Labour Research December 2007

Reviews

Changing Venezuela by taking power

The history and policies of the Chávez government

Gregory Wilpert, Verso, 352 pages, paperback, £16.99

Journalist Greg Wilpert has written many useful reports from Venezuela on the Venezuelanalysis website he edits, and this book is an informative look at the recent history of the country. He writes from experience as he has lived in the country under the Chávez administration.

He concentrates on explaining the policies of Hugo Chávez’s government and is scathing about the right-wing US–backed opposition. Whilst the book is positive about developments in Venezuela under Chávez, it is more critical than most left-wing accounts, detailing problems of corruption and bureaucracy.

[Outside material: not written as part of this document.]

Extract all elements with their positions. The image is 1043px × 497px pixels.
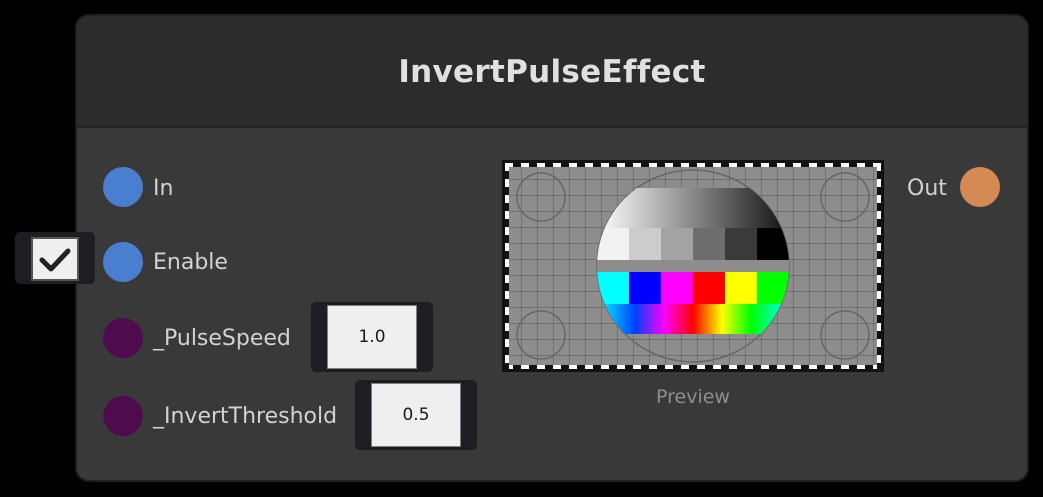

The book contains some important information on workplaces, although it states that the UNT union federation is “weak”. Wilpert points out that the co-management schemes in a small number of firms have not gone very far, and that many nationalised industries are still run in top-down fashion.

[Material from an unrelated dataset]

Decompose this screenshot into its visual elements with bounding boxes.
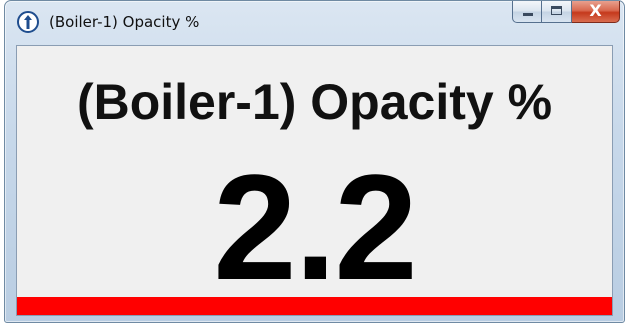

Wilpert concludes by asking what is 21st-century socialism by looking at Chávez’s most recent policy announcements from the nationalisation of key sectors to the non-renewal of the broadcast license of the main opposition TV station. He questions whether outside observers are right to say that these recent developments will turn Venezuela into an “elected dictatorship” or a “Castro-communist” dictatorship.

Overall the book is optimistic that Venezuela “remains one of the best beacons of hope for a newly invigorated left in Latin America”.